E Deus fez Maria Lúcia para que fosse para sempre casta. Mas não se pode nem saber se Maria Lúcia acreditava em Deus. Certa vez disseram que se tornaria freira, mas uma boa noviça jamais usaria um decote tão convidativo. Não que realmente convidasse alguém: Maria Lúcia dizia em alto e bom som que ninguém entraria ali. Sua castidade, no entanto, não era por pudor mas antes por mero desinteresse. Desacreditava na idéia de que o amor poderia um dia de fato provocar nela a imensidão de prazer que sempre almejara. Poupava-se, assim, da frustração a que as outras e os outros se submetiam.
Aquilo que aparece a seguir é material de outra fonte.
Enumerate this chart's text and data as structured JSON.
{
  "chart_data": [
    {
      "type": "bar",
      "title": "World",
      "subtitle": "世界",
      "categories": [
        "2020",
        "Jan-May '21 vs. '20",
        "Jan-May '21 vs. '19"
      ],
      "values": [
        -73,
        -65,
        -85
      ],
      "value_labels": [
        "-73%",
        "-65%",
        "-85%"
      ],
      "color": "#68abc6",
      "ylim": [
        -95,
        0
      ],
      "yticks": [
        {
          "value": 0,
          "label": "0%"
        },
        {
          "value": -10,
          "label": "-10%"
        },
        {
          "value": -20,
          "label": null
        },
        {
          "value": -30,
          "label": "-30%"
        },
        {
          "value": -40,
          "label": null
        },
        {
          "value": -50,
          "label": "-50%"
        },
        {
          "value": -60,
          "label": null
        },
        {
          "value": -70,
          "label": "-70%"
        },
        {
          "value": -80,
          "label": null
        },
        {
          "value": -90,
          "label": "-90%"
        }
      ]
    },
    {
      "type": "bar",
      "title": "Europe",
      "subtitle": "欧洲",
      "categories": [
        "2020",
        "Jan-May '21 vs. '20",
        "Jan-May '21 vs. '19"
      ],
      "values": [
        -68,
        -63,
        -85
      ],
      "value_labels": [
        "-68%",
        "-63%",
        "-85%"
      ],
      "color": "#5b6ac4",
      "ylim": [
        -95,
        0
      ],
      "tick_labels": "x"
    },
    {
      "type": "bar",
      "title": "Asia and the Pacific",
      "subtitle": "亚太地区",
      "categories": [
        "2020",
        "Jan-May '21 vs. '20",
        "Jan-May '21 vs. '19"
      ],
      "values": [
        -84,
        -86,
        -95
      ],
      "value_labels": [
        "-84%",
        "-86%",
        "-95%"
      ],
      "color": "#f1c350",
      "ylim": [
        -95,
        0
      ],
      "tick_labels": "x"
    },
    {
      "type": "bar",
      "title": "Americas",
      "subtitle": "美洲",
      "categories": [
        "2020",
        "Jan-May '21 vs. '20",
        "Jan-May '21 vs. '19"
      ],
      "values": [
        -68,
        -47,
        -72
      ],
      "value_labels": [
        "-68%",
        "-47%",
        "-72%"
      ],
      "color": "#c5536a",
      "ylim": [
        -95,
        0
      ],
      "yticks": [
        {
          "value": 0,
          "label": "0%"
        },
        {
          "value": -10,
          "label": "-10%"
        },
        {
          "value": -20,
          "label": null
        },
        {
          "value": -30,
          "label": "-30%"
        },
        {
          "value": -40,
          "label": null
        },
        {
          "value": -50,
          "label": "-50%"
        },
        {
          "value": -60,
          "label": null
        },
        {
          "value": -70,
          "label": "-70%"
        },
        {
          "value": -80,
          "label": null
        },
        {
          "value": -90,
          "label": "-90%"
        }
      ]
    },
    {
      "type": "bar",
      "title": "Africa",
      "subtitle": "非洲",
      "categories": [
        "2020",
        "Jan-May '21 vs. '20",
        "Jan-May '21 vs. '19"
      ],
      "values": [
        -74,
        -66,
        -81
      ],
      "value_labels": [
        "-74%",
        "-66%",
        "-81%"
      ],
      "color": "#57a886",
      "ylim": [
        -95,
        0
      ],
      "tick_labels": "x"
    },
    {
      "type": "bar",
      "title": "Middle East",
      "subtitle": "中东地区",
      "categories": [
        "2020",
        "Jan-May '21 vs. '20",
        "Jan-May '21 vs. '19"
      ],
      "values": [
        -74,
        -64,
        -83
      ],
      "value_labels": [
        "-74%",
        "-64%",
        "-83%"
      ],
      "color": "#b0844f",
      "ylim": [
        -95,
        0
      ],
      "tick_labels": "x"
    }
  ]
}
Mas não, não era dada à renúncia cristã. Era ao outro que renunciava, não ao prazer. O prazer, o prazer era tudo em sua vida. Por vezes, em qualquer lugar que estivesse (e isso desde pequena), punha-se a olhar para o céu e a se tocar com toda a volúpia que Deus - o mesmo que inventara sua castidade - havia dado a ela. Se alguém duvidava de sua compulsão masturbatória, bastava reparar em como vidrava-se apaixonada diante do espelho e refazia os próprios cachos dourados quantas vezes fossem necessárias até que ficassem perfeitos. Porque Maria Lúcia era muito habilidosa. Por vezes, quando lhe pediam, até fazia cachos em outras moças. Tinha lá seus momentos generosos. Aliás, que fique claro: não era das mais egoístas. Por isso mesmo era bem querida. Sua voz tinha uma certa melodia pra sempre infantil que fazia qualquer um se encantar. E teve um apaixonado suicida. O que aumentou nela a convicção de que o amor é uma coisa extremamente idiota. Ou: "como renunciar ao prazer de viver em nome de um amor que jamais vingará?" E não era injusta. Não mantinha os apaixonados aos seus pés pelo puro prazer de ser amada. Não. Bastava-se. E deixava livre quem quisesse ir embora. Mas eles ficavam.
Teve um melhor amigo. Um quase-amante. Nunca se tocaram. E Maria Lúcia queria o bem dele mais do que se desejava perfeita refletida no espelho. Foi a maior proximidade do amor ao outro que ela conseguiu alcançar. Por isso ofereceu a liberdade vigorosamente, brigou, disse nunca mais querer vê-lo. Bradou raivosa que o desprezaria para sempre se ele se tornasse um suicida fraco e imbecil. Foi malvada pela primeira vez na vida. Em seu primeiro e único ato de bondade. Ele sentiu ódio. Padeceu de amor. E consolou-se com Luciana. Que era bela e carnuda. Ancas volumosas, corpo generoso. Corpo que mais tarde deu a ele prazer, calor, sossego, filhos e um colo incomparável.
Já Maria Lúcia mudou de cidade. Quis conhecer o mundo. Dizem alguns que virou cabelereira em uma terra distante. Outros contam que finalmente se tornou freira ou puta. Há quem afirme que se casou com um rico empresário e fez tantas plásticas que ficou irreconhecível. O melhor amigo-amante acredita que, assim como Alice, Maria Lúcia entrou num espelho e foi parar no País das Maravilhas. Eu digo que, como Narciso, ela se afogou. Mas talvez esteja feliz, gozando gostosa de si. Quem sabe onde fica a felicidade de quem é, para si, o mundo?